2006-07-24 02:34:47 · 3 answers · asked by Jitendra P 1 in Science & Mathematics ➔ Chemistry
It has to do with the energy levels of the valence electrons of the elements, and the sensitivity of the human eye to light.
The process involves adding heat to the atom, which causes an electron to be "pumped" up into the next higher energy level, and then it "relaxes", releasing that energy. The released energy emitted is what you are looking for, and must be of just the right quantum to be able to excite the eye in order to be visible.
In some cases, the energy levels are too close together, so the energy emitted is in the infrared region -- which would be masked by the flame you are using, even if it was visible to the eye.
In other cases, the levels are so far apart that, when the energy is emitted as the electron drops back down is in the ultraviolet -- again, not visible to the human eye.
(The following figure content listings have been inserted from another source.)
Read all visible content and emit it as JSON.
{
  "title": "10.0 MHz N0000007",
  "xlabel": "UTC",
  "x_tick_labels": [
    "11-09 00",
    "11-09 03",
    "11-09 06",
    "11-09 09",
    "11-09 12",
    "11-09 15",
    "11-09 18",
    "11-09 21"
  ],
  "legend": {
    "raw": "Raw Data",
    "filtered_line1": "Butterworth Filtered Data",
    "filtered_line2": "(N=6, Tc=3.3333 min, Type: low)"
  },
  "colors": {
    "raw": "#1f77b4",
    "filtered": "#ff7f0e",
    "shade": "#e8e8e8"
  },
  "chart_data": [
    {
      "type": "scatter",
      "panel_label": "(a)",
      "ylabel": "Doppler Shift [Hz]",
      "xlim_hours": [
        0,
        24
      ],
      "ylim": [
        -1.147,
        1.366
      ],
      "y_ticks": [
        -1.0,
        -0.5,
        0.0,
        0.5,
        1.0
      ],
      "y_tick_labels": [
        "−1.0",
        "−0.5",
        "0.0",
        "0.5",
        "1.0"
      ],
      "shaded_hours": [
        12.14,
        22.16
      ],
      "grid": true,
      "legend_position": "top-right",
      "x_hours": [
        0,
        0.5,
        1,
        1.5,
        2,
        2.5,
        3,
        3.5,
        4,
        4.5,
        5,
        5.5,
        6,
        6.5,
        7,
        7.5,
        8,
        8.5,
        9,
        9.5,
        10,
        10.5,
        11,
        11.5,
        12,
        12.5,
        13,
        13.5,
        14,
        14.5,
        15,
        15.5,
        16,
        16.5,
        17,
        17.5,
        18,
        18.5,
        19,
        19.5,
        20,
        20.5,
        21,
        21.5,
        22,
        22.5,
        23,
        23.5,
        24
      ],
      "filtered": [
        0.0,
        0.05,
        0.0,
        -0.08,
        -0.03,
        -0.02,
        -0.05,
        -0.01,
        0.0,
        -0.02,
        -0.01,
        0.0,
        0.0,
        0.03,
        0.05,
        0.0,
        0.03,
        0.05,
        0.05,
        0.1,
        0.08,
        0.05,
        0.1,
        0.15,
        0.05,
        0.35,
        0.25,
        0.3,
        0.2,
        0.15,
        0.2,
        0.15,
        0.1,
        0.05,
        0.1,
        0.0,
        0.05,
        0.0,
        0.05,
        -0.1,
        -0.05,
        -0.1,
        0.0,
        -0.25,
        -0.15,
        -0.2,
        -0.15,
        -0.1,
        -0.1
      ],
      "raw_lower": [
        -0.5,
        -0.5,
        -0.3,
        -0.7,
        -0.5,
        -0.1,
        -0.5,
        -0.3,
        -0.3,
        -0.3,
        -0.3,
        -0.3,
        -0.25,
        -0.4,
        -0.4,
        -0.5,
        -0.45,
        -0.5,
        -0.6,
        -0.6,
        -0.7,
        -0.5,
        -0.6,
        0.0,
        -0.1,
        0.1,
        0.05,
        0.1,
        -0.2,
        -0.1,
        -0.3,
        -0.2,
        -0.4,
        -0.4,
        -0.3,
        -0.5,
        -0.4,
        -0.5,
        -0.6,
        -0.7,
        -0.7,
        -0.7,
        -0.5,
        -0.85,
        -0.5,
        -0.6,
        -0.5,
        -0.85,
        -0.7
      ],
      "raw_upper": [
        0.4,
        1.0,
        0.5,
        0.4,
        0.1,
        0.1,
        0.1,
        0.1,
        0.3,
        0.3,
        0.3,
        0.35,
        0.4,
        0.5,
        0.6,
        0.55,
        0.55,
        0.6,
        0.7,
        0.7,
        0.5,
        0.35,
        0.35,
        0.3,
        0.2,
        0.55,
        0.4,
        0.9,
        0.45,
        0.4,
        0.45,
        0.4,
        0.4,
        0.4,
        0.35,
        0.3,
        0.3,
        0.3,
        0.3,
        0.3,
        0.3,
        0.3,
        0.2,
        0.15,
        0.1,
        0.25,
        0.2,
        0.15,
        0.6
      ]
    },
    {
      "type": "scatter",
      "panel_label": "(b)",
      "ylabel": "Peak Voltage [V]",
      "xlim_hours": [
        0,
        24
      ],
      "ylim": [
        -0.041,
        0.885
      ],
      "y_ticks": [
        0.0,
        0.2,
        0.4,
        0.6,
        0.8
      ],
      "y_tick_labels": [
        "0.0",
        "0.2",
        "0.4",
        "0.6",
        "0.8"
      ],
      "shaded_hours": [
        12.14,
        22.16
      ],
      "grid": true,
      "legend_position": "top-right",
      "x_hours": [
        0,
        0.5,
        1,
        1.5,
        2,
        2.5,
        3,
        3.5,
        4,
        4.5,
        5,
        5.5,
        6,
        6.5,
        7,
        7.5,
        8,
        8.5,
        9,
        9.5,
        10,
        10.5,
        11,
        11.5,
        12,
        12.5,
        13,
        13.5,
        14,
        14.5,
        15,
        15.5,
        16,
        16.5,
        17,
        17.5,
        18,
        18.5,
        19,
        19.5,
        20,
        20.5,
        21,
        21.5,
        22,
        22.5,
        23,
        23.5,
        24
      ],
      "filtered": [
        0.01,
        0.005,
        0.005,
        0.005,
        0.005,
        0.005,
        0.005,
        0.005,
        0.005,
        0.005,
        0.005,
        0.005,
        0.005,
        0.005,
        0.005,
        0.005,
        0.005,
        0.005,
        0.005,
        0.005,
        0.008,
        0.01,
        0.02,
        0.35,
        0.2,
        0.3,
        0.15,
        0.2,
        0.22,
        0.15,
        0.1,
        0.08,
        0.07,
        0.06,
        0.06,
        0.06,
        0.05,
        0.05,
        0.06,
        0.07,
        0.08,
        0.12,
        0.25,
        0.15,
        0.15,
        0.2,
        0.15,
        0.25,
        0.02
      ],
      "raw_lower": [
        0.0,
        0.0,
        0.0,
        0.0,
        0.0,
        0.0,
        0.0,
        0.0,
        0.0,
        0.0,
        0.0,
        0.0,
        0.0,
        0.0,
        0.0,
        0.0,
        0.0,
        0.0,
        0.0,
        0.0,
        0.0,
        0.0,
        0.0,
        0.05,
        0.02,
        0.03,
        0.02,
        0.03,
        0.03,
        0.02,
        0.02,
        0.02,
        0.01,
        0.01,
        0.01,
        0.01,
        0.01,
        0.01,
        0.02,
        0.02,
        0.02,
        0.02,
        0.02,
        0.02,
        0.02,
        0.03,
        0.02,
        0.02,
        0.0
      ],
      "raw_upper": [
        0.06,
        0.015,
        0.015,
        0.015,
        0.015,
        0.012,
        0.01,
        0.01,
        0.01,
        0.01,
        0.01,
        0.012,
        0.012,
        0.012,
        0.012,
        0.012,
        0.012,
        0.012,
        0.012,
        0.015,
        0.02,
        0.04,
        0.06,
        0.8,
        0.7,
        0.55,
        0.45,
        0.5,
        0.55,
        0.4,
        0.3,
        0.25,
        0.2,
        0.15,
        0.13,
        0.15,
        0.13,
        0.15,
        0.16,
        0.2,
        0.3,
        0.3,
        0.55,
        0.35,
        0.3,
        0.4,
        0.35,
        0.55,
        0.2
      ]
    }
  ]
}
Only certain elements have just the right separation of energy levels to give a characteristic, visible emission of light, such as the brilliant yellow-orange of sodium, or the red of strontium.
2006-07-24 02:45:12 · answer #1 · answered by Dave_Stark 7 · 0⤊ 1⤋
You cannot flame test an element or compound whose combustion temperature is higher than the temperature of the flame.
2006-07-24 09:39:46 · answer #2 · answered by tbolling2 4 · 0⤊ 0⤋
well sodium is everywhere and is easier to see than the tiny transitions other elements go through
2006-07-24 14:01:16 · answer #3 · answered by shiara_blade 6 · 0⤊ 0⤋